The onset of paralysis cases in 2013 (up to October 19) occurred in children aged between three months and 8 years. According to the WHO, polio mainly affects children under the age of five but can strike at any age
On this World Polio Day, I would like to make a personal plea to everyone holding a stake in polio eradication.
These stakeholders include, of course, the parents whose responsibility it is to ensure their children are protected against polio. But in order to stop the explosive ongoing polio outbreak in Fata, all parts of government, civil society, communities throughout the country, as well as the Taliban, must now be actively involved in addressing the sizable challenges we face. All that is needed are a few good campaigns reaching every child through negotiated access – based on the core humanitarian principles of humanity, neutrality, impartiality and independence. The polio eradication effort in Pakistan will continue, whether it takes us one year or longer than that. But at this very moment, we have to save our children from this crippling disease and stop this major outbreak.
The author is the head of Polio Eradication at the World Health Organization.
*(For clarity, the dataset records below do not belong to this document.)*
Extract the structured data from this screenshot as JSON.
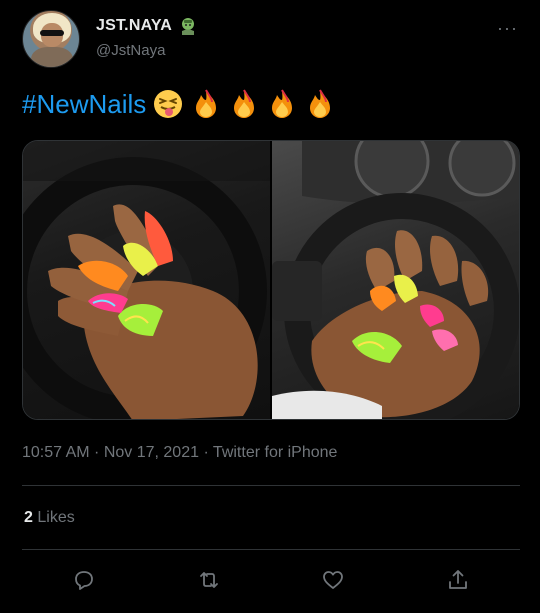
{
  "user": {
    "display_name": "JST.NAYA",
    "handle": "@JstNaya",
    "name_emoji": "zombie-emoji"
  },
  "tweet": {
    "hashtag": "#NewNails",
    "emojis": [
      "squinting-tongue-face-emoji",
      "fire-emoji",
      "fire-emoji",
      "fire-emoji",
      "fire-emoji"
    ],
    "media": [
      {
        "description_icon": "photo-left-hand-flame-nails"
      },
      {
        "description_icon": "photo-right-hand-flame-nails"
      }
    ],
    "timestamp": "10:57 AM · Nov 17, 2021 · Twitter for iPhone",
    "likes_count": "2",
    "likes_label": "Likes"
  },
  "actions": [
    {
      "name": "reply",
      "icon": "reply-icon"
    },
    {
      "name": "retweet",
      "icon": "retweet-icon"
    },
    {
      "name": "like",
      "icon": "heart-icon"
    },
    {
      "name": "share",
      "icon": "share-icon"
    }
  ],
  "colors": {
    "background": "#000000",
    "text_primary": "#e7e9ea",
    "text_secondary": "#71767b",
    "accent": "#1d9bf0",
    "divider": "#2f3336"
  }
}
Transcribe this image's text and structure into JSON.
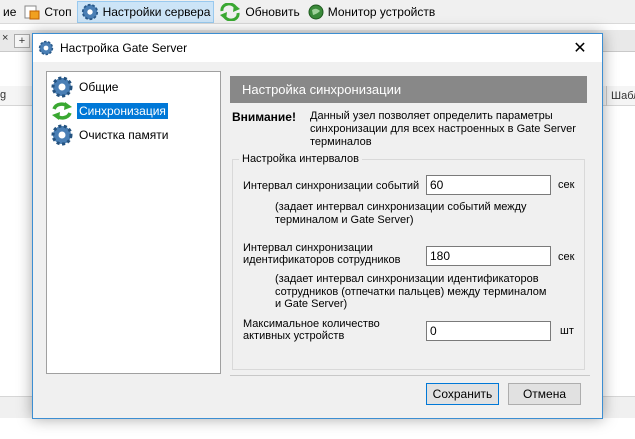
{
  "app": {
    "toolbar": [
      {
        "label": "ие",
        "icon": "unknown-partial-icon"
      },
      {
        "label": "Стоп",
        "icon": "stop-icon"
      },
      {
        "label": "Настройки сервера",
        "icon": "gear-icon",
        "active": true
      },
      {
        "label": "Обновить",
        "icon": "refresh-icon"
      },
      {
        "label": "Монитор устройств",
        "icon": "monitor-globe-icon"
      }
    ],
    "tab_close": "×",
    "tab_add": "+",
    "grid_left_header": "g",
    "grid_right_header": "Шабл"
  },
  "dialog": {
    "title": "Настройка Gate Server",
    "close_glyph": "✕",
    "nav": [
      {
        "label": "Общие",
        "icon": "gear-icon",
        "selected": false
      },
      {
        "label": "Синхронизация",
        "icon": "sync-arrows-icon",
        "selected": true
      },
      {
        "label": "Очистка памяти",
        "icon": "gear-icon",
        "selected": false
      }
    ],
    "header": "Настройка синхронизации",
    "warning_label": "Внимание!",
    "warning_text": "Данный узел позволяет определить параметры синхронизации для всех настроенных в Gate Server терминалов",
    "group_title": "Настройка интервалов",
    "events_interval": {
      "label": "Интервал синхронизации событий",
      "value": "60",
      "unit": "сек",
      "hint_line1": "(задает интервал синхронизации событий между",
      "hint_line2": "терминалом и Gate Server)"
    },
    "ids_interval": {
      "label_line1": "Интервал синхронизации",
      "label_line2": "идентификаторов сотрудников",
      "value": "180",
      "unit": "сек",
      "hint_line1": "(задает интервал синхронизации  идентификаторов",
      "hint_line2": "сотрудников (отпечатки пальцев) между терминалом",
      "hint_line3": "и Gate Server)"
    },
    "max_devices": {
      "label_line1": "Максимальное количество",
      "label_line2": "активных устройств",
      "value": "0",
      "unit": "шт"
    },
    "save_label": "Сохранить",
    "cancel_label": "Отмена"
  },
  "colors": {
    "accent": "#0078d7",
    "header_bg": "#888888",
    "dialog_bg": "#f0f0f0"
  }
}
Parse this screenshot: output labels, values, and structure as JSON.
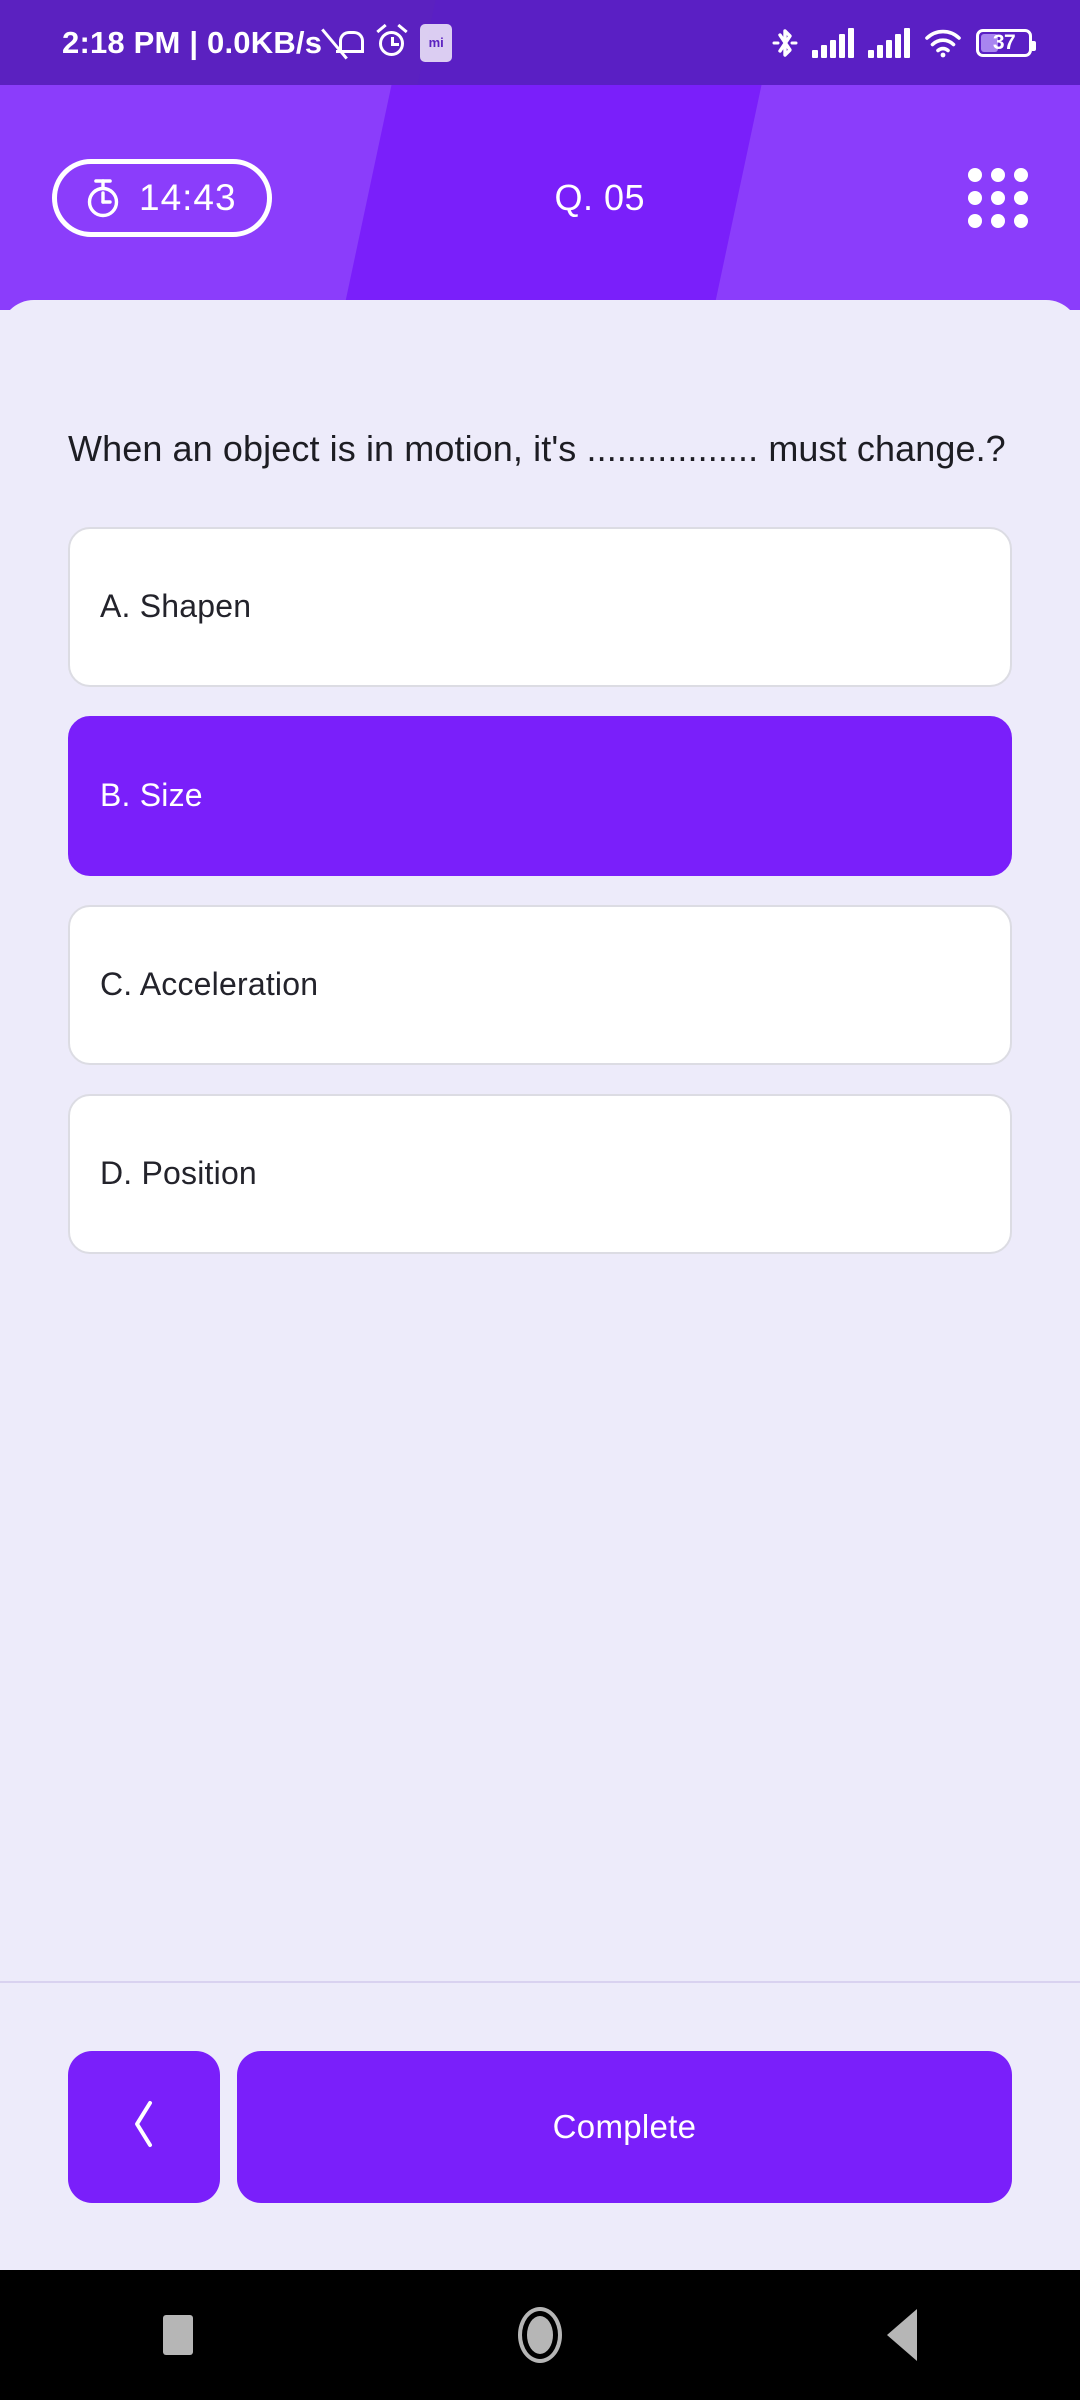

- Wild polio refers to a poliovirus which is encountered in nature and not communicated by a strain of the virus used to produce polio vaccines
- The source of the virus in a patient matters; less than 5% of those infected with wild
poliovirus show symptoms, the rest show none but can transmit the virus to others
- 198 was the number of confirmed polio cases in 2011
- One of the three types of poliovirus was completely eradicated during 2012
- 5,994 children could not be administered OPV in an anti-polio campaign in October in Peshawar district due to ’parental refusal’
Published in The Express Tribune, October 24th, 2013.